Backing up FreeNAS to external drives

by
in freenas on (#2THV)
I love this little device: it's an iXsystems MiniNAS running FreeNAS 9.2, with tons of disk space, RAM, fast network connections, all on a low-profile device that uses precious little energy (30W). Nice! And having all my important stuff on one box not only gives me the freedom to screw around with my desktops but simplifies and centralizes the work that goes into backing up my information.

It's tempting to be lulled into security by a hefty NAS running the ZFS file system on RAID-6. Yes you've got some redundancy and a resistant file system. But RAID is not backup - a mistake too many make. And here I ran into some trouble. FreeNAS gives you tons of options for transferring zpool datasets around, and since it's networked you can rsync your heart's content to other systems, but what if you just want to back the stuff up to a hard drive locally? Like an external, USB hard drive? Turns out, there's a way, but it requires a bit of Unix-foo.

Fortunately, this is FreeBSD, so lots of things are possible. The rest is at my website, www.therandymon.com.

Re: Removable File System (Score: 2, Interesting)

by evilviper@pipedot.org on 2014-10-22 16:06 (#2TK5)
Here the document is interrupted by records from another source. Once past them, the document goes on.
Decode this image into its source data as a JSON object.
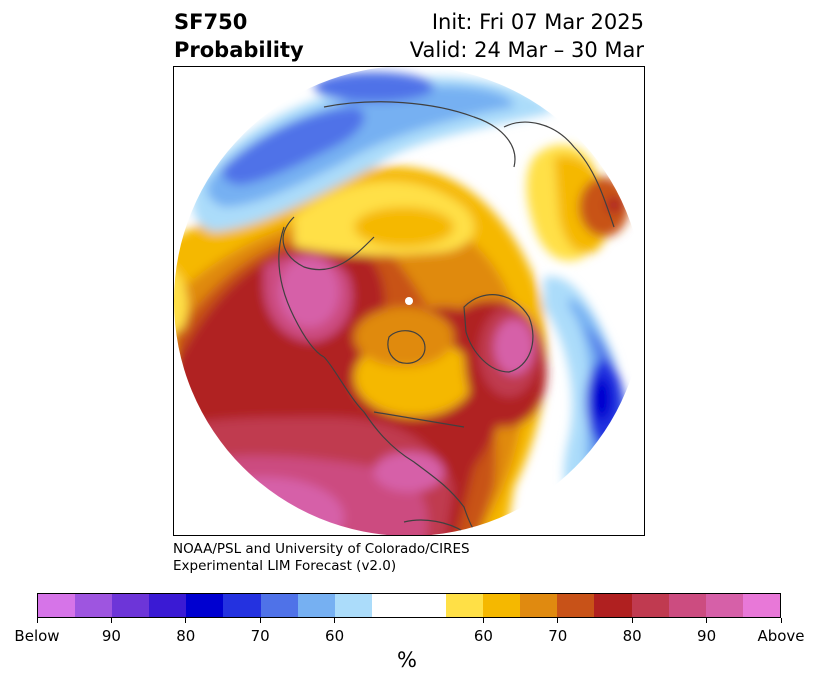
{
  "header": {
    "title_line1": "SF750",
    "title_line2": "Probability",
    "init": "Init: Fri 07 Mar 2025",
    "valid": "Valid: 24 Mar – 30 Mar"
  },
  "credit": {
    "line1": "NOAA/PSL and University of Colorado/CIRES",
    "line2": "Experimental LIM Forecast (v2.0)"
  },
  "colorbar": {
    "colors": [
      "#d674e8",
      "#9e55e0",
      "#6d35d8",
      "#3a1ad4",
      "#0000d0",
      "#2432e0",
      "#4f72e8",
      "#76b0f2",
      "#abdcfa",
      "#ffffff",
      "#ffffff",
      "#ffe046",
      "#f5b800",
      "#e08a10",
      "#c85218",
      "#b02020",
      "#c03a50",
      "#cc4c80",
      "#d660a8",
      "#e878d8"
    ],
    "tick_labels": [
      "Below",
      "90",
      "80",
      "70",
      "60",
      "60",
      "70",
      "80",
      "90",
      "Above"
    ],
    "unit": "%"
  },
  "map_colors": {
    "pink": "#d660a8",
    "rose": "#cc4c80",
    "crimson": "#c03a50",
    "red": "#b02020",
    "orange_dark": "#c85218",
    "orange": "#e08a10",
    "amber": "#f5b800",
    "yellow": "#ffe046",
    "light_blue": "#abdcfa",
    "sky_blue": "#76b0f2",
    "medium_blue": "#4f72e8",
    "royal_blue": "#2432e0",
    "deep_blue": "#0000d0",
    "coastline": "#404040"
  }
}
Ext2 is more compatible than you'd expect. There are 3rd party drivers for Windows and OS X that work very well. The problem is, Windows won't read anything but the first partition on a USB drive, so you can't have a small FAT partition with the drivers, and the rest Ext2. Some firmware tricks could do it, but no companies seem to care about the patent licenses and other problems with FAT32/exFAT, so I end up carrying around two USB thumb drives.

Plus, a surprising number of embedded systems are Linux based, and the developers just don't disable Ext2, so it sometimes works even when not mentioned anywhere.

It would just take a couple digital camera manufacturers to adopt Ext2 (instead of exFAT) and include it in their drivers, and Google making Ext2 the default for Android. Then Microsoft and Apple would quickly be forced to include it by default to avoid being left out and seen as OSes that don't "just work" with accessories.